SIEGEL: The first time that we spoke this week you said that after the rescue mission, beyond that the Coast Guard's mission was to clear up the shipping channels along the coast so that commerce could resume. Is there any progress on that front at all, or has that all been really put on hold while you deal with the rescue operation?

Capt. BJOSTAD: Well, actually there's been substantial progress. And while we have to--the primary mission of search and rescue, which is always the Coast Guard's primary mission, we also have plenty of boats and boat operators that we put out to survey the channels. I expect to have the Port of Mobile fully functional by close of business tomorrow, and should have the Intracoastal Waterway from New Orleans all the way to Carrabelle, Florida, open probably by tomorrow, certainly no later than Sunday. Gulfport was absolutely hammered. Pascagoula took a major hit as well, but we believe we may have them open by early next week, which is essential because there's major industry there, including a refinery that supplies a great deal of gasoline to Alabama and the Florida Panhandle.
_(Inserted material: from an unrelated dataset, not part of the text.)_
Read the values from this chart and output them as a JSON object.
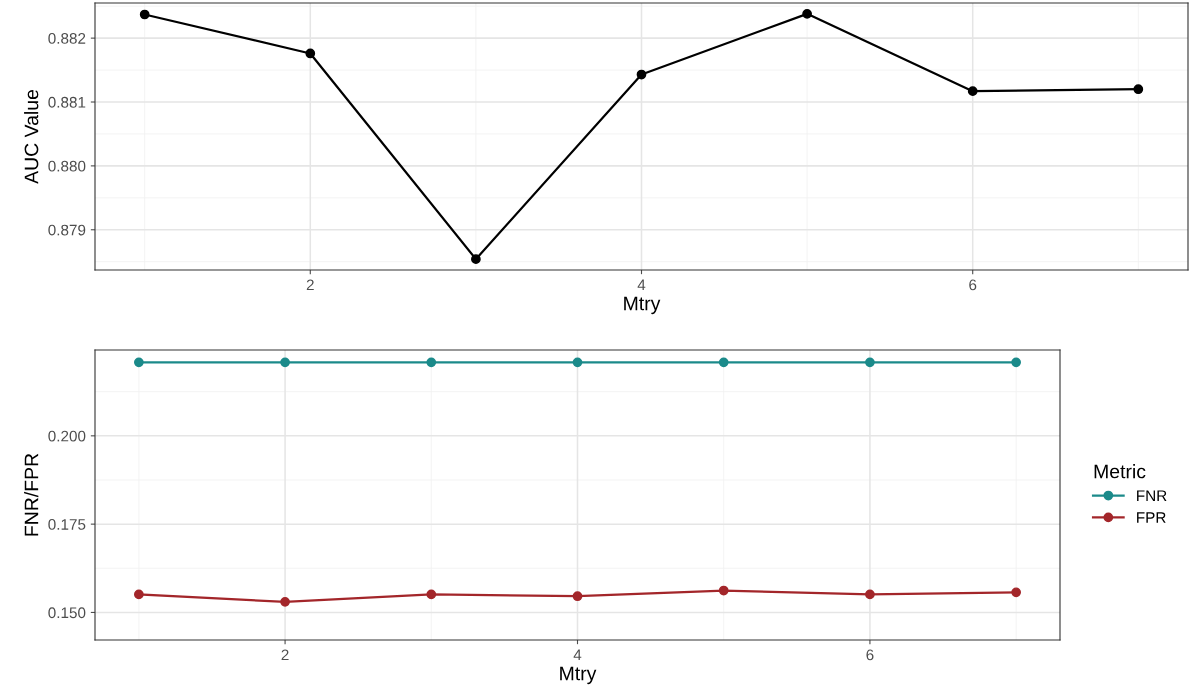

SIEGEL: Mississippi is in your patch. There--I mean, if there are people who are still stranded, is the main problem figuring out where they are, the numbers of them merely or the inability to get the helicopters down on the ground near them?

Capt. BJOSTAD: In coastal Mississippi, for the most part, most people are not cut off and have probably been reached by ground crews, certainly by today. The one--and this is coastal Mississippi; I can't speak to interior Mississippi. But there's also still individual small groups in individual houses that have some water around them but they're still able to stay inside, and we're still looking for them as they call in.

SIEGEL: Do your crews come back and describe finding dead bodies in buildings where they've done searches?

Capt. BJOSTAD: Yes, sir.

SIEGEL: This is--is it commonly or--I mean is it...

Capt. BJOSTAD: I do know that a number of them have seen some people that are deceased. I know that it affects them because we're a humanitarian service. We like to save lives. That's what we do. That's why we suit up and go to work every day. But I tell them all the same thing. I say, you go over there, you do the best you can. You save all the lives that you can. Know that you are an American hero. And get some rest and we're going to send you back again until you tell me you can't do it anymore.

SIEGEL: That is Captain Jim Bjostad of the US Coast Guard in Mobile, Alabama, who was one of the Coast Guard officers who briefed President Bush there this morning.

Thank you very much for talking with us once again.

Capt. BJOSTAD: Thank you, Mr. Siegel.